# How to add second power pack to ThunderJet layout



## bthomas721 (Oct 15, 2021)

Hi all,

I'm new to this forum, but I've been a slothead for 50+ years - since 1964. Here's what's going on. My brother had a big TJ500 layout in his basement in Minneapolis. He died 12 years ago and we carefully disassembled the track, packed it up, and put it in storage. Now, my other brother and I are rebuilding the set up in Scottsdale, AZ. The idea is to do a lot of HO racing when kids are home from college in a couple months. We've evaluated and tuned all 30+ cars, and this weekend we're painting and prepping the layout board - 4' x 9'. But here's my question. How do we add a second power pack to this somewhat large layout? My brother had two power packs installed and they were connected to the track equidistantly, thus compensating for DC voltage drop. It was a nice little solution he came up with. However, we didn't sketch how the second power pack was connected to the terminal track. Is it the same as connecting the other power pack, only without the controllers? I want to increase amperage, but not voltage.

Thanks, everyone.

DesertThunderJetHead


----------



## Milton Fox Racing (May 27, 2014)

Do you remember if your brother had each lane wired individually to the separate power packs. Or if both lanes were connected to both power packs at their equidistant spacing?

You can reconnect them either way and get different advantages.


----------



## bthomas721 (Oct 15, 2021)

He did not have a power pack per lane. It was set up so each pack powered both lanes. That's how we want to set it up again. Thank you for asking. And, should I be looking at a regulated power supply, rather than power packs?


----------



## Milton Fox Racing (May 27, 2014)

That would give you better control over all and you could turn back the power as new drivers get used to the track and speed. You could also do the same with each of the power pack settings with a regulator for each as well.

The motors in your cars will not run an amperage above what they are capable of handling by design. They will though accept a higher voltage and die accordingly and faster if there is ever a short. Another important factor would be - are the cars all the same type and brand of cars that you have?

Another option would be to run one lane per power pack and to use jumpers from each power pack to an equi-distance or multi-points on each lane. You could add a power regulator here as well.

Others will be along shortly to offer you the benefits and disadvantages of both (and other) power wiring sources. My perspective is from powering for model railroading. If you search here - there are many threads covering basic track set up and wiring in general and for your specific track IIRC.

How long a track are you planning to lay down within your 4' x 9' space? 

Will there be any accessories to run off the same or either power pack?

Be sure to clean (not sand or scrub) each track segment and connection - that is more important for power continuity over any run length.


----------



## bthomas721 (Oct 15, 2021)

When we get around to adding lighting, we'll use a dedicated power source.

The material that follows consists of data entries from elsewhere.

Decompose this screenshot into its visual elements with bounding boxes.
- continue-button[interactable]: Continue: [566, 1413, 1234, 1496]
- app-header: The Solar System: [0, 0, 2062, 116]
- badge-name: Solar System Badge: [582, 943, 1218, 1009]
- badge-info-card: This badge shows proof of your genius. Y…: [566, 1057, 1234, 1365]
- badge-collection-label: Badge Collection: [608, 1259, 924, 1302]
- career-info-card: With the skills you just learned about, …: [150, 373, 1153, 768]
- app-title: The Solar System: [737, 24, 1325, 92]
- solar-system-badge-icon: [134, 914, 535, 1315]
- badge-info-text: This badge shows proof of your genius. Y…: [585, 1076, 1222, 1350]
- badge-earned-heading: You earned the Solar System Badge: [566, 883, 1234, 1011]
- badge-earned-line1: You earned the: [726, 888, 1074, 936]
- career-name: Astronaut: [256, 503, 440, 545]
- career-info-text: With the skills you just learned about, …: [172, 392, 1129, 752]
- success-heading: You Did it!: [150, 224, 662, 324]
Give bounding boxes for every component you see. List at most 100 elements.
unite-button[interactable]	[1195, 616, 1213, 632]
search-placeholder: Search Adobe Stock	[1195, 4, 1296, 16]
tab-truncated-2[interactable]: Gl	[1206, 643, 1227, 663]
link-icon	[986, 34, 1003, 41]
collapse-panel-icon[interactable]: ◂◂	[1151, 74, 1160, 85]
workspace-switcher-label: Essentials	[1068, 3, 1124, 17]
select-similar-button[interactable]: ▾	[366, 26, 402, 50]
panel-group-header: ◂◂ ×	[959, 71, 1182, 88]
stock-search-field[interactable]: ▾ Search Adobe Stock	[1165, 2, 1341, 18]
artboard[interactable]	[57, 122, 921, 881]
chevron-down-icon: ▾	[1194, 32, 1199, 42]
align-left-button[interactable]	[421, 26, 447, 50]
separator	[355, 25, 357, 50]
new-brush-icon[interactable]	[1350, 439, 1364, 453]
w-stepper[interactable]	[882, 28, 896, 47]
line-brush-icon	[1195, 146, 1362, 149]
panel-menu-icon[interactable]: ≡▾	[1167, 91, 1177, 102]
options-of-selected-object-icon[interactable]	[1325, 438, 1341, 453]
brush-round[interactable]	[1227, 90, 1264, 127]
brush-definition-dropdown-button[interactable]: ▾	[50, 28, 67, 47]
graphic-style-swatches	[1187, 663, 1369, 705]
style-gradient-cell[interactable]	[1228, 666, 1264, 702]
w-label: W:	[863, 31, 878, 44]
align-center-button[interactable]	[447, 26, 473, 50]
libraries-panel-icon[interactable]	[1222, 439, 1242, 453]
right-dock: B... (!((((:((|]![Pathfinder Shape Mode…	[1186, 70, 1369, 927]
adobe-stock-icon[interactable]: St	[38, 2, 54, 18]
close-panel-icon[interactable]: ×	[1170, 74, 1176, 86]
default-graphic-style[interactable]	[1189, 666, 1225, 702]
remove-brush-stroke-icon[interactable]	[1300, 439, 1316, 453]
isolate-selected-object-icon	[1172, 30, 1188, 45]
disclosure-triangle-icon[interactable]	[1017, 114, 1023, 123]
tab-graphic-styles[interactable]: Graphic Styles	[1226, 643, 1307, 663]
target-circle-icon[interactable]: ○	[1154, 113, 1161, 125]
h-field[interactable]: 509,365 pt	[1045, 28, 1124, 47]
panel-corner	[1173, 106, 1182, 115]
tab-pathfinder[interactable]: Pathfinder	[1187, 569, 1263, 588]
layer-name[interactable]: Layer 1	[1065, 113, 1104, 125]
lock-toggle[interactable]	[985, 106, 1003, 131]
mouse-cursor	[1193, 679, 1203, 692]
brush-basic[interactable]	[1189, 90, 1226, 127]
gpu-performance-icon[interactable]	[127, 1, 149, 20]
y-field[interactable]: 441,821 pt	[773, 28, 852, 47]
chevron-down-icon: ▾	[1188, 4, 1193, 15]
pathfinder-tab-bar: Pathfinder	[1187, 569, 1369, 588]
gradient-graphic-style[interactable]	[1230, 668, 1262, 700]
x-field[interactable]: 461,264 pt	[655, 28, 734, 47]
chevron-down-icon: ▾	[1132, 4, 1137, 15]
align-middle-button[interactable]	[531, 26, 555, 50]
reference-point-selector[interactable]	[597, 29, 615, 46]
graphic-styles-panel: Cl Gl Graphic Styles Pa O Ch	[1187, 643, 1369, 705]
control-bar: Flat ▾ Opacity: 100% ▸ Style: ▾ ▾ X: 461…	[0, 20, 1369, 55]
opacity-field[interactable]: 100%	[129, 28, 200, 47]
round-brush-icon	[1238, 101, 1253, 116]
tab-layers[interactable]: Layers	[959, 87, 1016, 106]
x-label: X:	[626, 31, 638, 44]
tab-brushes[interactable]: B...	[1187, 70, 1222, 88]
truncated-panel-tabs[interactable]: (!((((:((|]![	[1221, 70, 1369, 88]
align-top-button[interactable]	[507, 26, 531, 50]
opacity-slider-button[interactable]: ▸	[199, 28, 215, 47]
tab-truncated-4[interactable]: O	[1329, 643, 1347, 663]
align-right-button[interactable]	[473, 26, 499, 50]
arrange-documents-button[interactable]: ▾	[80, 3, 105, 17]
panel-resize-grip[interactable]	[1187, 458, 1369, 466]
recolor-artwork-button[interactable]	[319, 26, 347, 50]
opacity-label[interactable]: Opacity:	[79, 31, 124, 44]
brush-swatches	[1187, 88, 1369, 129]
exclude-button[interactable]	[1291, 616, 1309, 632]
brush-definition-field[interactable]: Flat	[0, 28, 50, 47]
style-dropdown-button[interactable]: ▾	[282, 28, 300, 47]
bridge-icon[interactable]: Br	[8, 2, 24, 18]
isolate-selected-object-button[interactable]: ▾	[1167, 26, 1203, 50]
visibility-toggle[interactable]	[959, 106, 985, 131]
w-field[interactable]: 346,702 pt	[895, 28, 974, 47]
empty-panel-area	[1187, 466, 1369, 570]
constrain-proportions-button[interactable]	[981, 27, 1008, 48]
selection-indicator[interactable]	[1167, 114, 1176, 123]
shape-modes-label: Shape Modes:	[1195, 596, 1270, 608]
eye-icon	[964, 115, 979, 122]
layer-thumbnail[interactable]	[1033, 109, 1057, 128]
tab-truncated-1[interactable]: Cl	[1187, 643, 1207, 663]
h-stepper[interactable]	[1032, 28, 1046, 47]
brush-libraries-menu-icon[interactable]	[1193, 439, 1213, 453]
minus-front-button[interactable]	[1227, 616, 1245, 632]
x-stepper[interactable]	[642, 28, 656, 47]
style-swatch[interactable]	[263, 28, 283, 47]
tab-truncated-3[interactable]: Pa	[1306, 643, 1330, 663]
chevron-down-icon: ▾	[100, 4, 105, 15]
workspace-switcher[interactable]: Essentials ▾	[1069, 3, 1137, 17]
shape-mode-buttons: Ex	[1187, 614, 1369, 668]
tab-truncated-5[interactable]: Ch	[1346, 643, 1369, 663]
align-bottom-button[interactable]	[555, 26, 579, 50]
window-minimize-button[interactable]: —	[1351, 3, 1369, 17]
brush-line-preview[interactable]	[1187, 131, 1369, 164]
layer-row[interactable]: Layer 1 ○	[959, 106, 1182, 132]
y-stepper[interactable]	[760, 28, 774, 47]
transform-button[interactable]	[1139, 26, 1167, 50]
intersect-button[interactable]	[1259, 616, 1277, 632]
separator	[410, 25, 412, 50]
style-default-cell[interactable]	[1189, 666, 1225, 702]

As far as ensuring continuity, I just ordered a couple scratch pens so we can burnish the contacts before we assemble the track. I also have track cleaning supplies on the way.

So, does anyone know where I can see a schematic of how to connect a second power pack?

@Milton Fox Racing - thank you. I'm loving the input and conversation.


----------



## RPKilmer (10 mo ago)

bthomas721 said:


> When we get around to adding lighting, we'll use a dedicated power source. As far as ensuring continuity, I just ordered a couple scratch pens so we can burnish the contacts before we assemble the track. I also have track cleaning supplies on the way.
> 
> So, does anyone know where I can see a schematic of how to connect a second power pack?
> 
> @Milton Fox Racing - thank you. I'm loving the input and conversation.


I know this is old, and you must have solved this by now but... I would just wire them the same as connecting the other power pack, only without the controllers (i.e., in parallel). About amperage, this will make more amperage available, meaning the voltage will remain steadier under load. I ran a 24 foot long, 4 lane layout on one 22 volt standard Aurora power pack (the beige metal box) w/o any problem. Regulated power supplies are cool, but unnecessary for causal racing. (Dialing back the voltage for novices is a good feature though.)


----------



## Milton Fox Racing (May 27, 2014)

Welcome to HobbyTalk @RPKilmer


----------